Paper Alignment
This document details the alignment between the engram-peft implementation and the official DeepSeek Engram paper: "Conditional Memory via Scalable Lookup: A New Axis of Sparsity for Large Language Models" (arXiv:2601.07372).
Core Architecture Mapping
| Paper Component | Code Implementation | Implementation Detail |
|---|---|---|
| Tokenizer Compression (Sec 2.2) | compression.py |
Implements P: V→V' surjective mapping using NFKC + Lowercase + Strip. |
| Multi-Head Hashing (Sec 2.2) | hashing.py |
Polynomial hashing followed by bitwise XOR. Uses prime-sized tables $M_{n,k}$. |
| Context-Aware Gating (Sec 2.3) | layer.py:ContextAwareGating |
Formula: $\alpha_t = \sigma( \text{RMSNorm}(h_t)^\top \text{RMSNorm}(k_t) / \sqrt{d} )$. |
| Short-term Memory (Sec 2.3) | layer.py:ShortConv |
Depth-wise 1D Conv with kernel size 4 and dilation equal to max N-gram size. |
| Mixed Optimization (Sec 4.1) | utils.py:get_optimizer |
SparseAdam for retrieval embeddings with $5\times$ learning rate multiplier. |
Hyperparameters (Appendix A Table 5)
Our EngramConfig defaults are 100% aligned with the configurations for the 27B and 40B models specified in the paper.
| Parameter | Paper Value (27B) | EngramConfig Default |
|---|---|---|
| Engram Dim $d_{mem}$ | 1280 | embedding_dim: 1280 |
| Engram Vocab Size | 2,262,400 | engram_vocab_size_per_ngram: [1131200, 1131200] |
| Hash Heads $K$ | 8 | n_head_per_ngram: 8 |
| Target Layers | [2, 15] | target_layers: [2, 15] |
| N-gram Orders $n$ | [2, 3] | ngram_sizes: [2, 3] |
| LR Multiplier | $5\times$ | learning_rate_multiplier: 5.0 |
| Conv Zero Init | True | conv_zero_init: True |
Official Implementation Details (via Demo)
The following specific implementation details from the DeepSeek official demo are incorporated:
- Gating Activation:
gate = gate.abs().clamp_min(1e-6).sqrt() * gate.sign()This ensures numerical stability and matches the exact gating behavior of the original research. - Polynomial Hash Coefficients: Unique random multipliers are generated for each head and each layer to minimize hash collisions across the architecture.
- Efficiency:
Embedding tables for all heads in a layer are concatenated into a single larger
nn.Embeddingand indexed using offsets for maximum GPU throughput. - mHC (multi-Head Hyper-connection):
We support
hc_mult=4which expands the hidden states before gating, as described in the paper's efficient hyper-connection section.
Weight Reuse & Knowledge Transfer
One of the key practical advantages of the Engram design—implied by its deterministic hashing and modular nature—is the ability to reuse learned memory across different environments.
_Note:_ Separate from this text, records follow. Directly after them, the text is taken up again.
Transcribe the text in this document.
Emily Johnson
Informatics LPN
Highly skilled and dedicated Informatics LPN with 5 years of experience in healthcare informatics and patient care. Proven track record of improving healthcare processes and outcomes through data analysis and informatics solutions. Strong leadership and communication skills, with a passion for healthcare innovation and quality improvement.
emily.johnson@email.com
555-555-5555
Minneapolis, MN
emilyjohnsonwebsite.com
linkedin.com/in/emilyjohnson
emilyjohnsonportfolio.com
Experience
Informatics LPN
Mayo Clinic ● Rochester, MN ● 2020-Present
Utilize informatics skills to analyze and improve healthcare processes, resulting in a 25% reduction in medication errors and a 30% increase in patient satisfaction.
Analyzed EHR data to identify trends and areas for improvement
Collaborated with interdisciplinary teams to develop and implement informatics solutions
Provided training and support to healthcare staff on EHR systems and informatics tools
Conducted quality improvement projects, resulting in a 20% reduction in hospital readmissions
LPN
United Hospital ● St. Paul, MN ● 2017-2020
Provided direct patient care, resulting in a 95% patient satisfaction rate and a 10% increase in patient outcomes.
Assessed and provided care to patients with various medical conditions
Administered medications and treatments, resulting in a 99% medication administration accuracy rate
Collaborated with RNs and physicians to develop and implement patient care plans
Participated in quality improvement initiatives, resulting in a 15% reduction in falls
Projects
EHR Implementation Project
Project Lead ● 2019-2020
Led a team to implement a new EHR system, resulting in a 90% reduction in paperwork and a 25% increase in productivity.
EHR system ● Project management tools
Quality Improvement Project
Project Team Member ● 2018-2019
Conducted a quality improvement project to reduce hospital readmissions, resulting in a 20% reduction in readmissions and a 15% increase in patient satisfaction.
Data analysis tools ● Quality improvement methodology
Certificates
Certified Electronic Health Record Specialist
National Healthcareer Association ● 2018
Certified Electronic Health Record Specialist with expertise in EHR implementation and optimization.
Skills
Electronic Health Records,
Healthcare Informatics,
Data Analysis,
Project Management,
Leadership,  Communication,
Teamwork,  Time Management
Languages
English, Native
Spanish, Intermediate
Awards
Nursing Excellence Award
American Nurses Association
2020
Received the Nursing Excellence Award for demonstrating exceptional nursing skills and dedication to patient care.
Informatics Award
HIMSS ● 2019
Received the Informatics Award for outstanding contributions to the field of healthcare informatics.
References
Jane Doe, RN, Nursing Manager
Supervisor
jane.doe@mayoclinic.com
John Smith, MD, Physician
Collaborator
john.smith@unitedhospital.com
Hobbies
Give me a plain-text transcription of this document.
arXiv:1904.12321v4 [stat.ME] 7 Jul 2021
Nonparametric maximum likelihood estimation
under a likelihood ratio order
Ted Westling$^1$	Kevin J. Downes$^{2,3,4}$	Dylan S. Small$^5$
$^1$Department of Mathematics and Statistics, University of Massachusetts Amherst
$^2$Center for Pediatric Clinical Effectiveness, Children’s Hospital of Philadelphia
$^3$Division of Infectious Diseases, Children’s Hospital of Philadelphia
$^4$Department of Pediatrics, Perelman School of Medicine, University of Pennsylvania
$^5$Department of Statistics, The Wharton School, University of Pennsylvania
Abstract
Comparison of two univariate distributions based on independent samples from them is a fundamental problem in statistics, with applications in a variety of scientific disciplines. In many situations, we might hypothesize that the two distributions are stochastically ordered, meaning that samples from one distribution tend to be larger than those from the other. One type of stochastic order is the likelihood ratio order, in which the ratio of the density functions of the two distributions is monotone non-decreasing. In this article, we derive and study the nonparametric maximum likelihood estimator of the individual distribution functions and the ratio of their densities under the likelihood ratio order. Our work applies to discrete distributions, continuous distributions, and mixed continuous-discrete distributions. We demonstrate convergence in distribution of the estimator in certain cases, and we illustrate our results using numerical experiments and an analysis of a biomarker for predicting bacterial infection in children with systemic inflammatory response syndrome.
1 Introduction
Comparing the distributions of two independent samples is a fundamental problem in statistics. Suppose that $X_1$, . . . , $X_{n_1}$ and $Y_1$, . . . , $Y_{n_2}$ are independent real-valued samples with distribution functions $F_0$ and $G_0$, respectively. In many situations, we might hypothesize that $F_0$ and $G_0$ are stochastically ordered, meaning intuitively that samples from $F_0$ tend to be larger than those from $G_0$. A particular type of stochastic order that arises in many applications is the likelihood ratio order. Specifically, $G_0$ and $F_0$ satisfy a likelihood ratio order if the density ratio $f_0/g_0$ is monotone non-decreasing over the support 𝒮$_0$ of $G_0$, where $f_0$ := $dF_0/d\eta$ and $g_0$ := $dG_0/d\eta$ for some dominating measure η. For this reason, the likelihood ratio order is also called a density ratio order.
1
We implement several enhancements beyond the paper's base training logic:
- Structural Invariance:
Because each N-gram head is independent, weights can be migrated between models with different
target_layersor differentengram_vocab_size_per_ngram(via slicing/padding). - Logic Alignment (Seeds & Tokenizers): The paper emphasizes "normalized textual equivalence." By leveraging this, we can align weights between different tokenizers (e.g., Llama-2 vs Qwen) by using character-level offset mappings on a reference corpus to synchronize the logical hashes.
- Cross-Model Knowledge Distillation: A trained Engram module can be treated as a portable "knowledge pack." Our implementation supports loading weights even when hashing seeds differ, by using a best-effort remapping strategy that recovers the semantic mapping from a sample of text data.